Cumhurbaşkanı da hata ettiğini söyledi ve özür diledi. “Hata”, Gülen Cemaati’yle, bugünkü adıyla FETÖ ile çeşitli düzeylerde işbirliği yapmak, çeşitli taleplerini yerine getirmek.
Bu “hata”yı yapmamış olan pek az. En fazla yapan da aslında Ak Parti. 2011 seçimlerinde de Cemaat’e kontenjan verildi, Cemaat mensubu olduğu bilinen kişiler bakan bile oldu.
Bütün ülkeyi tarayan, bu “hata”yı yapmamış olanların sadece Kürtler olduğunu görebilir.
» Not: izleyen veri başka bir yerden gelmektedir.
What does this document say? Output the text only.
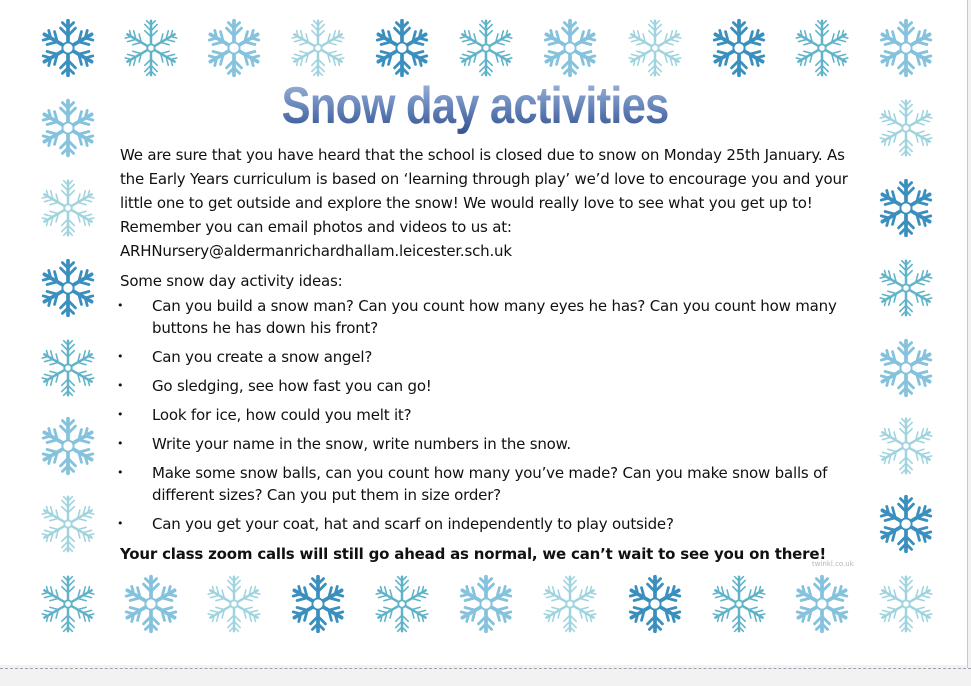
Snow day activities

We are sure that you have heard that the school is closed due to snow on Monday 25th January. As the Early Years curriculum is based on ‘learning through play’ we’d love to encourage you and your little one to get outside and explore the snow! We would really love to see what you get up to! Remember you can email photos and videos to us at: ARHNursery@aldermanrichardhallam.leicester.sch.uk

Some snow day activity ideas:

• Can you build a snow man? Can you count how many eyes he has? Can you count how many buttons he has down his front?
• Can you create a snow angel?
• Go sledging, see how fast you can go!
• Look for ice, how could you melt it?
• Write your name in the snow, write numbers in the snow.
• Make some snow balls, can you count how many you’ve made? Can you make snow balls of different sizes? Can you put them in size order?
• Can you get your coat, hat and scarf on independently to play outside?

Your class zoom calls will still go ahead as normal, we can’t wait to see you on there!

twinkl.co.uk
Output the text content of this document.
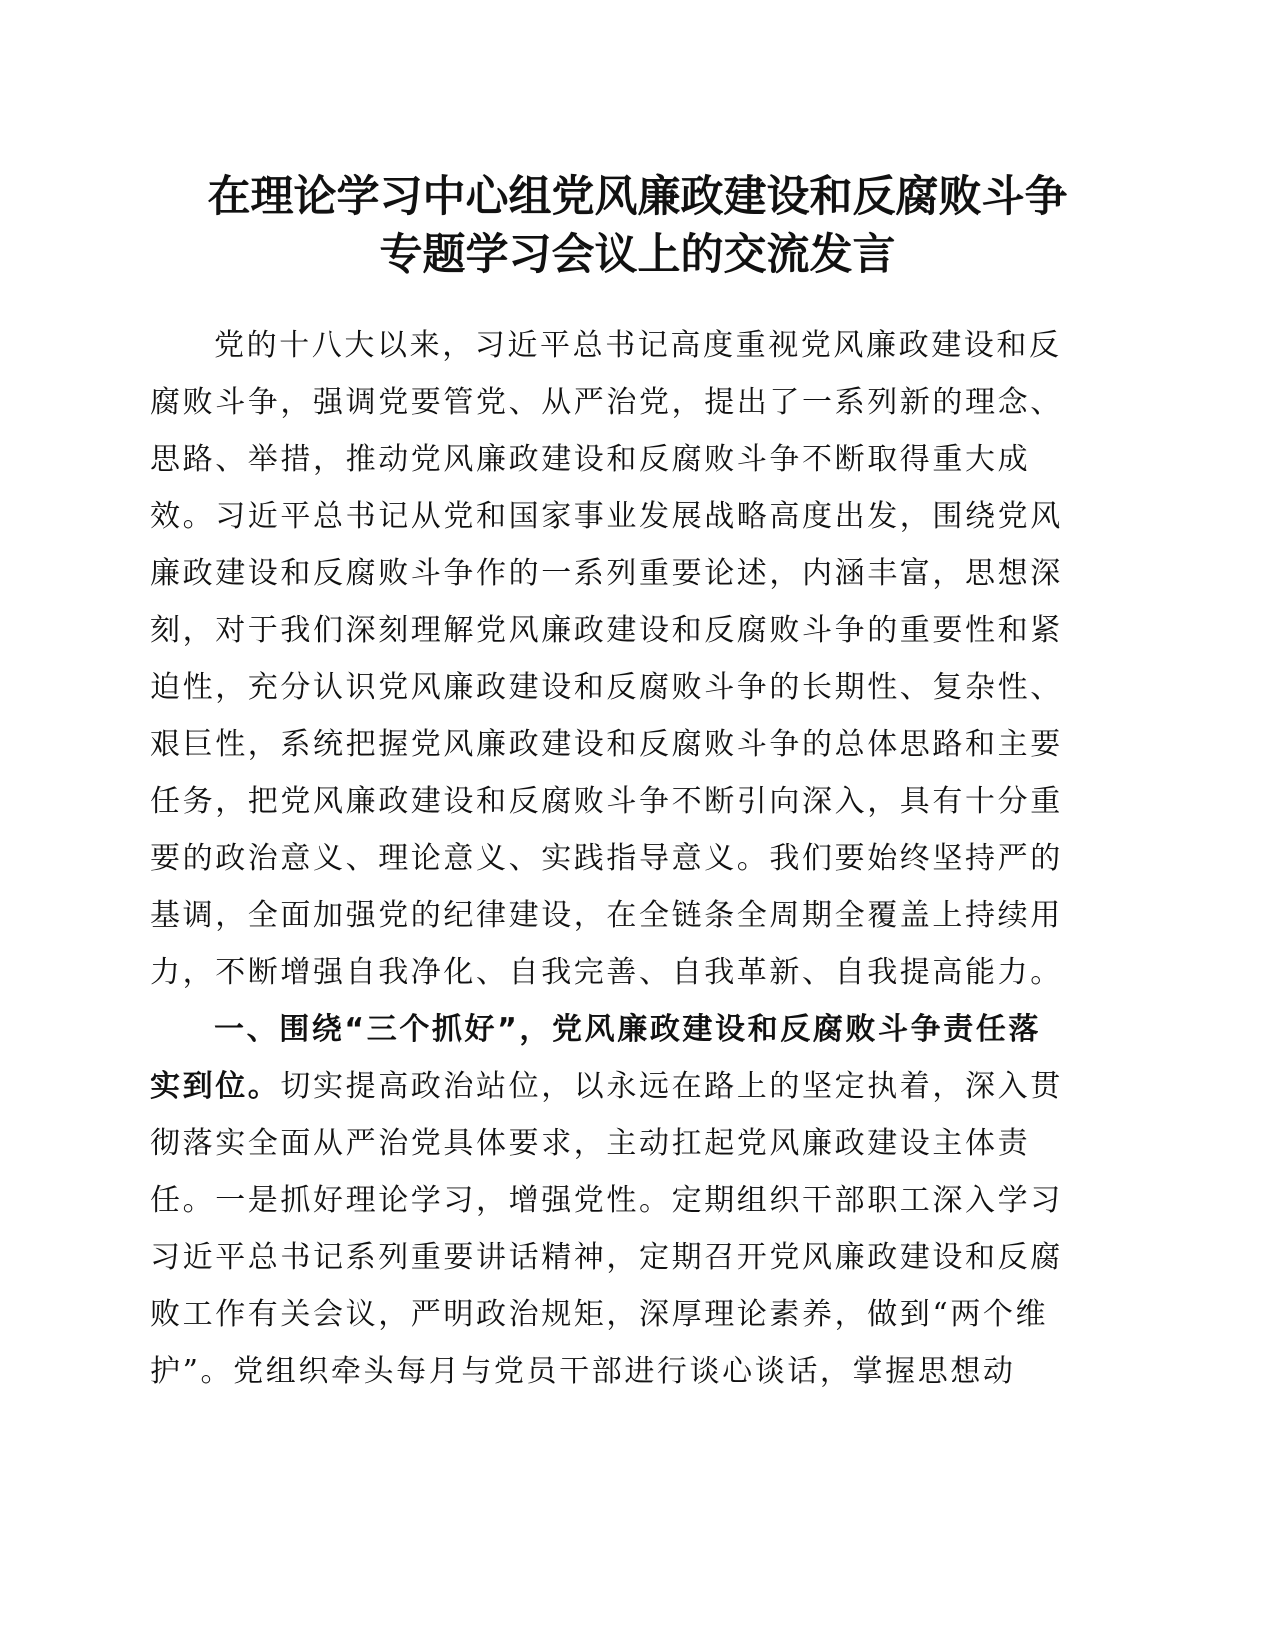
在理论学习中心组党风廉政建设和反腐败斗争
专题学习会议上的交流发言
党的十八大以来，习近平总书记高度重视党风廉政建设和反
腐败斗争，强调党要管党、从严治党，提出了一系列新的理念、
思路、举措，推动党风廉政建设和反腐败斗争不断取得重大成
效。习近平总书记从党和国家事业发展战略高度出发，围绕党风
廉政建设和反腐败斗争作的一系列重要论述，内涵丰富，思想深
刻，对于我们深刻理解党风廉政建设和反腐败斗争的重要性和紧
迫性，充分认识党风廉政建设和反腐败斗争的长期性、复杂性、
艰巨性，系统把握党风廉政建设和反腐败斗争的总体思路和主要
任务，把党风廉政建设和反腐败斗争不断引向深入，具有十分重
要的政治意义、理论意义、实践指导意义。我们要始终坚持严的
基调，全面加强党的纪律建设，在全链条全周期全覆盖上持续用
力，不断增强自我净化、自我完善、自我革新、自我提高能力。
一、围绕“三个抓好”，党风廉政建设和反腐败斗争责任落
实到位。切实提高政治站位，以永远在路上的坚定执着，深入贯
彻落实全面从严治党具体要求，主动扛起党风廉政建设主体责
任。一是抓好理论学习，增强党性。定期组织干部职工深入学习
习近平总书记系列重要讲话精神，定期召开党风廉政建设和反腐
败工作有关会议，严明政治规矩，深厚理论素养，做到“两个维
护”。党组织牵头每月与党员干部进行谈心谈话，掌握思想动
Ama işin doğrusu Cemaat’in Kürtlerle asla işbirliği yapmamış olmasıdır.
2011 seçiminde de istediğini alan Cemaat’in Ak Parti ile iplerini kopararak Erdoğan’a karşı darbe aşamasına neden geldiğini pek kimse sormuyor.
2012’nin 7 Şubat’ında Cemaat ciddi bir darbe süreci başlattı. O günkü girişim, önce MİT başkanının ardından da günün başbakanı Erdoğan’ın tutuklanmasıydı.
Bunun cevabını ararken biraz daha geriye 1980’deki askeri yönetime kadar gitmek gerekiyor.
Tekrar hatırlatalım: Devlet en kuvvetli “irticacı” örgütlenmenin Said-i Nursi, eski adıyla Said-i Kürdi’nin Kürt takipçilerinin elinde olmasından rahatsızdır.
Kenan Evren kendisine yapılan öneriyi benimsemiş ve Fethullah Gülen’in hapisten çıkarılmasına karar vermiş ve Cemaat’e dokunulmaması, tam tersine desteklenmesi operasyonunu başlatmıştır.
Operasyonun amacı bir Said-i Türki yaratmaktır ve o günden itibaren bu hareket her zaman devletle en azından dirsek temasında olmuştur.
Cemaat’in savunduğu fikirler de icraatları da hiçbir zaman devletin kabul ettiği sınırların dışında olmamıştır.
Cemaat, sahip olduğu bütün desteklere, faydalandığı yaygın işbirliklerine rağmen 7 Şubat 2012’de harekete geçmiştir.
Hedef gizi değildir: Kürt açılımını ve barış sürecini başlatanlar ve uygulayanlar “vatana ihanet”ten yargılanacaktır. Birinci hedef de Tayyip Erdoğan’dır.
15 Temmuz gecesi Kemalist askerlerle Cemaatçi askerlerin nasıl işbirliği yapabildiklerini merak edenler burada gerekli ipuçlarını bulabilirler.
Cemaatin silahlı kuvvetler içinde bu kadar etkin olabilmesinin cevabı ve açıklamasının çıkabileceği nokta da burasıdır.
Bir hatırlatma daha: 28 Şubat’ta Cemaat’e hiç dokunulmamıştır, Fethullah Gülen’in okullarını ve dershanelerini devlete devretme önerisi de yerine getirilmemiştir.